Record Bloody Hunt In Faroe Islands

A record number of 1,500 white-faced dolphins was killed in the terrible bloody hunt in the Faroe - Denmark Islands, causing indignation for activists for animal rights.02: 00/2: 14 Southern bloody hunting are called "griadrap" held by the end of last week, when local dolphin hunters target a giant white pigdown. The Danish autonomous Faroe island is still The last European territory is allowed to hunt mammals in the sea, because Griada is considered a traditional activity "Aboriginal dolphin hunting". In the time of a dolphin hunt, herd Dolphins are boat by boat on the shore, where dolphic hunters are ready to fight with animals in the brutal battle. Dolphins are killed with tuberculosis, blades and even electrical tools

. According to the local media, a total of 1,428 dolphins have been killed in the hunt. The video from the scene spreads on social networks shows that many boats are fighting the dolphins to their ruins, with red tidal water like blood. Dolphins are located along the coast with water blood
Photo: Facebook Another video from the field shows that dozens of dolphins are ranked along the row after the hunt. Many dolphin corpses have great open wounds visible.

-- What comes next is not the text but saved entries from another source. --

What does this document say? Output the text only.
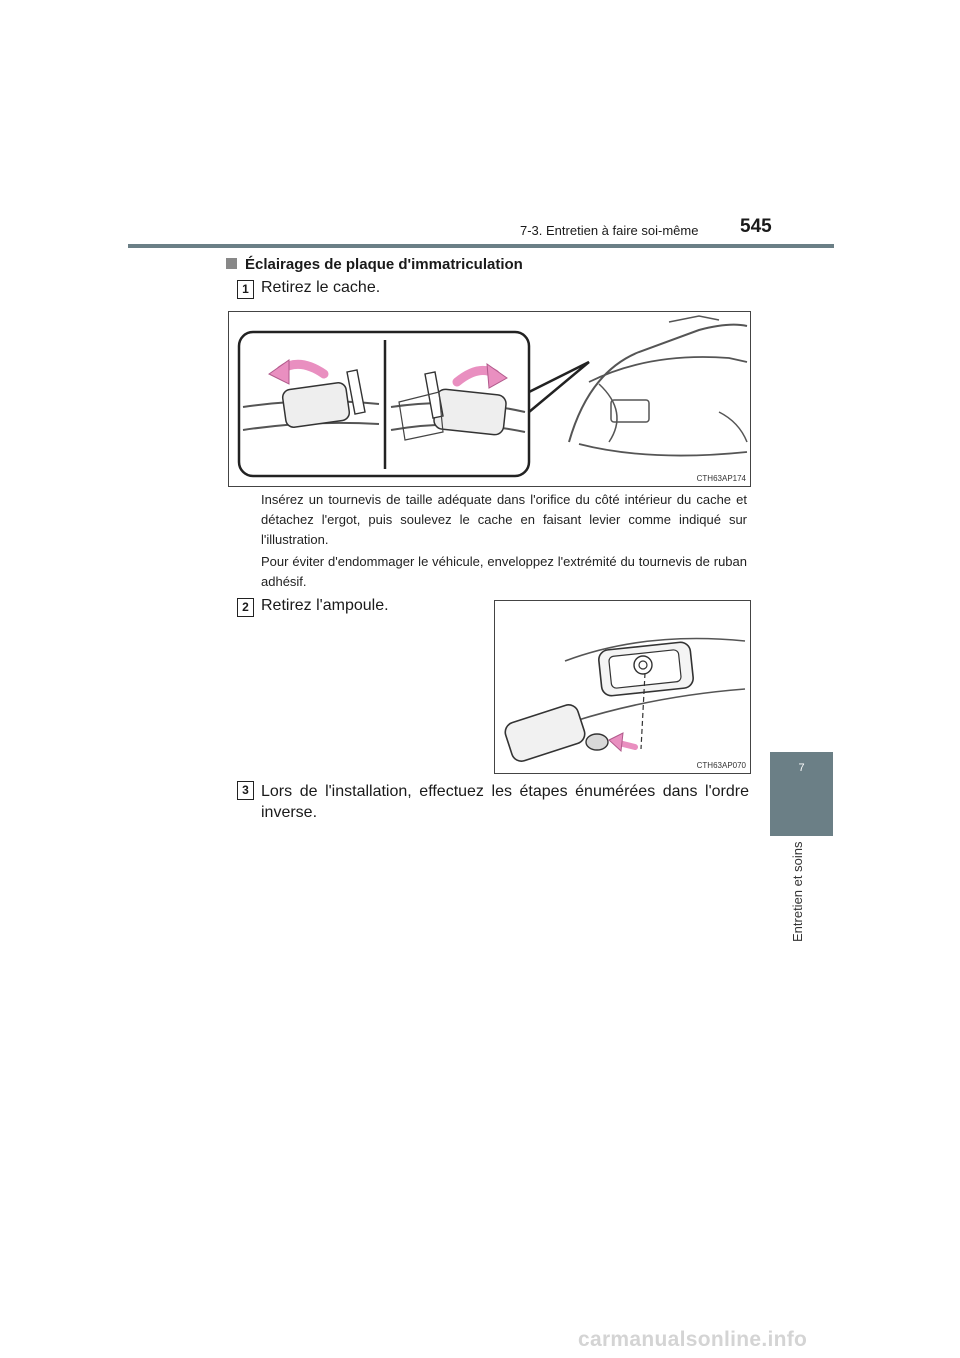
7-3. Entretien à faire soi-même 545
7
Entretien et soins
Éclairages de plaque d'immatriculation
1 Retirez le cache.
CTH63AP174
Insérez un tournevis de taille adéquate dans l'orifice du côté intérieur du cache et détachez l'ergot, puis soulevez le cache en faisant levier comme indiqué sur l'illustration.
Pour éviter d'endommager le véhicule, enveloppez l'extrémité du tournevis de ruban adhésif.
2 Retirez l'ampoule.
CTH63AP070
3 Lors de l'installation, effectuez les étapes énumérées dans l'ordre
inverse.
carmanualsonline.info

The end of September 13, the dolphin body is seen to focus on a large pile on the beach before being taken to the processing factory - a photo Other worrying shows that the latest hunting "Gripad's" has caused anger of animal rights activists, supporters of global ban on brutal whale hunting activities. For example, Blue Planet Society has called on the EU, as well as the Danish authorities, causing pressure on this autonomous area to stop their cruelty. "Nothing in the logs Copy of the recent Gripadlabel in line with this. The nearest we can find 430 white-faced dolphins killed on August 13, 2013 in the village of Hvalba, belonging to the Faroe Islands "- Organization Blue Planet Society said and added that this latest hunt could be the largest ever recorded. Existing records about Griadrap are dating from the 16th century, while the hunting hunt itself has been available for centuries ago. "While they argue that mammalians are hunted to make food But in the Faroe Islands - where only about 53,000 people live - unable to process even a small part of the giant dolphin is killed "- Organization Blue Planet Society argues.